The problem was that they were dealing with more than 30,000 logging schemes generated over almost two decades and with different schemas, equipment and code. Migration proved to be a four-year battle for the engineers due to this “tech debt” built up since 2004.

They discovered that some of the data couldn’t be easily ingested or converted, some of it would be too expensive in terms of compute power to convert it and some of the tools they had to ease the migration developed bugs or found problems during the process.

To avoid the problems from growing out of hand or control, the Meta engineers wrote that they employed rate limiters and had to closely monitor ingestion, particularly for the trickier schemas.

“A tool was built so that an engineer just needed to run a script that would automatically target unmigrated logging schemas for conversion. We also built tools to detect potential data loss for the targeted logging schemas,” the team wrote. “Eventually, this tooling was run daily by a cron-like scheduling system.”

Evolving migration guide

They then had to battle with employees, ensuring they followed the migration guide created. This included the engineers having to produce an instructional video and set up a support team. “Since the migration varied in scale and complexity on an individual, case-by-case basis, we started out by providing lead time to engineering teams via tasks to plan for the migration,” they wrote.

“We came up with a live migration guide along with a demo video which migrated some loggers to show end users how this should be done.
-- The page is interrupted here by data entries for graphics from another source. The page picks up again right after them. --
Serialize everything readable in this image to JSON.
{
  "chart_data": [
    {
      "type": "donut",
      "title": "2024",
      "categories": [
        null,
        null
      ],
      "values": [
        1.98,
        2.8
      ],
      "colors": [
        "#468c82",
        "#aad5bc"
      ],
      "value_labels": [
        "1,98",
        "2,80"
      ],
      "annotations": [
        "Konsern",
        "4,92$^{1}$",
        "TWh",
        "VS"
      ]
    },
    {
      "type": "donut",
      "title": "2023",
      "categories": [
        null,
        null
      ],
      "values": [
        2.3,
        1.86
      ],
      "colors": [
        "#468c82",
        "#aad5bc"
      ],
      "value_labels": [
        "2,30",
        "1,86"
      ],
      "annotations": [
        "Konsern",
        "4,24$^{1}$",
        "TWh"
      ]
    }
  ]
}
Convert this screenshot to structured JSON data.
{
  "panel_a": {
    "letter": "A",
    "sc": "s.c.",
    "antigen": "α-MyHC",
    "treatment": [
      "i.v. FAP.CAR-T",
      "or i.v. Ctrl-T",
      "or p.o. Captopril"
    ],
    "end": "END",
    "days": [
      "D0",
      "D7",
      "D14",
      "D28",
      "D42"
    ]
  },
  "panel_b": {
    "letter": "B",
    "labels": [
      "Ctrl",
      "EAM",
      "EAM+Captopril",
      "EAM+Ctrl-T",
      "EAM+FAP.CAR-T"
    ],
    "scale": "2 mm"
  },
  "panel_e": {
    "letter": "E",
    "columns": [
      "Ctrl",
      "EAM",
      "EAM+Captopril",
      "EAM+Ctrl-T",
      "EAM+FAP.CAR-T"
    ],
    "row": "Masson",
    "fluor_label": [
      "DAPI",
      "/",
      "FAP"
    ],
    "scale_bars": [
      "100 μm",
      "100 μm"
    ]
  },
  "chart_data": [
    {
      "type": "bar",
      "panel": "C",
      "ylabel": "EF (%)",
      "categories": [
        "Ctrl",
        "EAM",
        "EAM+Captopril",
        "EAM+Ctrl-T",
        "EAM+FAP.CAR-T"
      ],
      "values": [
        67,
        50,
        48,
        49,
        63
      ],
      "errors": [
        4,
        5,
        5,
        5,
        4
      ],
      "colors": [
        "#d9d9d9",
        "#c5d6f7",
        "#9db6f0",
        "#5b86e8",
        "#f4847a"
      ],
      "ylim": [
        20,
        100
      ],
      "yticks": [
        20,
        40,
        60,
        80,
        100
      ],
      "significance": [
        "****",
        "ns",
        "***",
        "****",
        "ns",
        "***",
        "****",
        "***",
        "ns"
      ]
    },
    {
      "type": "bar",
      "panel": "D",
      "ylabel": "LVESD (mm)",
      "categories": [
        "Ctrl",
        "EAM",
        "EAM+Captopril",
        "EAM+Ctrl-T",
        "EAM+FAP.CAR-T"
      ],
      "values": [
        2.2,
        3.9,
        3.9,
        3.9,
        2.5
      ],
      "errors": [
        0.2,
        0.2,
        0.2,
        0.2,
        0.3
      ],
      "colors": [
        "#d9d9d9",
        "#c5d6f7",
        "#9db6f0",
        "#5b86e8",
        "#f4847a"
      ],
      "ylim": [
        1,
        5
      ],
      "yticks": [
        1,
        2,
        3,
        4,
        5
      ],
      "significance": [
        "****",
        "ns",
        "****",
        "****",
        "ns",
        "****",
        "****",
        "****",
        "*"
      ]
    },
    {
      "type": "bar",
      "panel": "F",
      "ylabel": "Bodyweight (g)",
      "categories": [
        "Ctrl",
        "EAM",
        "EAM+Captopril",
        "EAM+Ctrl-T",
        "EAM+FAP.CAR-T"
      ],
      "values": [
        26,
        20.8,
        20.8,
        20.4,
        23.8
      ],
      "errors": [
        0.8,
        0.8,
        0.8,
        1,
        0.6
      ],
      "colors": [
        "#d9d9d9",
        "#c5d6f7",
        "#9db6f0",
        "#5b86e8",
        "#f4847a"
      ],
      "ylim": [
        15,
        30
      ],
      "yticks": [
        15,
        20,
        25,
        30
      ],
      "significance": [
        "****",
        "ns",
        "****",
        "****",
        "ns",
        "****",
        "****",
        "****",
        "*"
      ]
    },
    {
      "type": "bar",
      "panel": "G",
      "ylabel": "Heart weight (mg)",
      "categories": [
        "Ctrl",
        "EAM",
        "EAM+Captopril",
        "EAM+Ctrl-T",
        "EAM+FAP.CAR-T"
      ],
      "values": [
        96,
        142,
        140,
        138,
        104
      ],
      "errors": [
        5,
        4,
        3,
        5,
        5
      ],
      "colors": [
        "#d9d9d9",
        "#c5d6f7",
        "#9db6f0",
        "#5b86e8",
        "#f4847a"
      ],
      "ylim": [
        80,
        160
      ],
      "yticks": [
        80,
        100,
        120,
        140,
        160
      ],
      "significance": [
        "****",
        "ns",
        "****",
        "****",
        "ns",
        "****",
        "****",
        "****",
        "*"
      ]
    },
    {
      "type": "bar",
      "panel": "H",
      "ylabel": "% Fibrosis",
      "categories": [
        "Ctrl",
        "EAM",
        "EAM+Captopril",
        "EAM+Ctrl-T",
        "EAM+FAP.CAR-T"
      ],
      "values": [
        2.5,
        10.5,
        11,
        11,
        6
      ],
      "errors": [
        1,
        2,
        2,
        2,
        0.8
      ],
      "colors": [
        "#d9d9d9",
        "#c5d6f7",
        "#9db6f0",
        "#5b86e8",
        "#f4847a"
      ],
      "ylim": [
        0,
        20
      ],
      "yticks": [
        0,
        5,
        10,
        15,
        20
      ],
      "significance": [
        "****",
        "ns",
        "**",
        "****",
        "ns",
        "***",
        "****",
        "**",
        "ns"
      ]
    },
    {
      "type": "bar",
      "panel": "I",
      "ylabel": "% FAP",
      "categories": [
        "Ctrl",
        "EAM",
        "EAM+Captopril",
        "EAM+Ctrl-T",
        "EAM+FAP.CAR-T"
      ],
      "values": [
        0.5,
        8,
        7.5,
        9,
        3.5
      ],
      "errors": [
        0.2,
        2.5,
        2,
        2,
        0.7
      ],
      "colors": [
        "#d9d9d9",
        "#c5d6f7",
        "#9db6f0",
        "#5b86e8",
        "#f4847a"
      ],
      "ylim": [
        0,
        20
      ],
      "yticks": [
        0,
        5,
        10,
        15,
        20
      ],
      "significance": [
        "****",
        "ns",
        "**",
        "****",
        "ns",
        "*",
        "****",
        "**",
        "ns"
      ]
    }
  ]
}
Instead of a migration guide that was written once and never (or rarely) updated, a decision was made to keep this guide live and constantly evolving. “

The engineers concluded that despite the complexities of the project “designing and architecting solutions that are cognizant of both the technical as well as nontechnical aspects of performing a migration at this scale are important for success.”

Caroline Carruthers CEO of global data consultancy Carruthers and Jackson told Tech Monitor large-scale data migrations come with multiple challenges and technical debt is often a major hurdle.

“With such a huge amount of data and years of legacy systems all integrating with each other, trying to untangle the web and free the data to be moved is a hugely complex task which will cost Meta a lot of time and money,” she explained.

“That being said, the benefits outweigh the costs: Meta’s old systems would struggle to keep up with the growing number of AI/ML products, so migration is an essential, if costly, project if the company wants to continue to innovate.”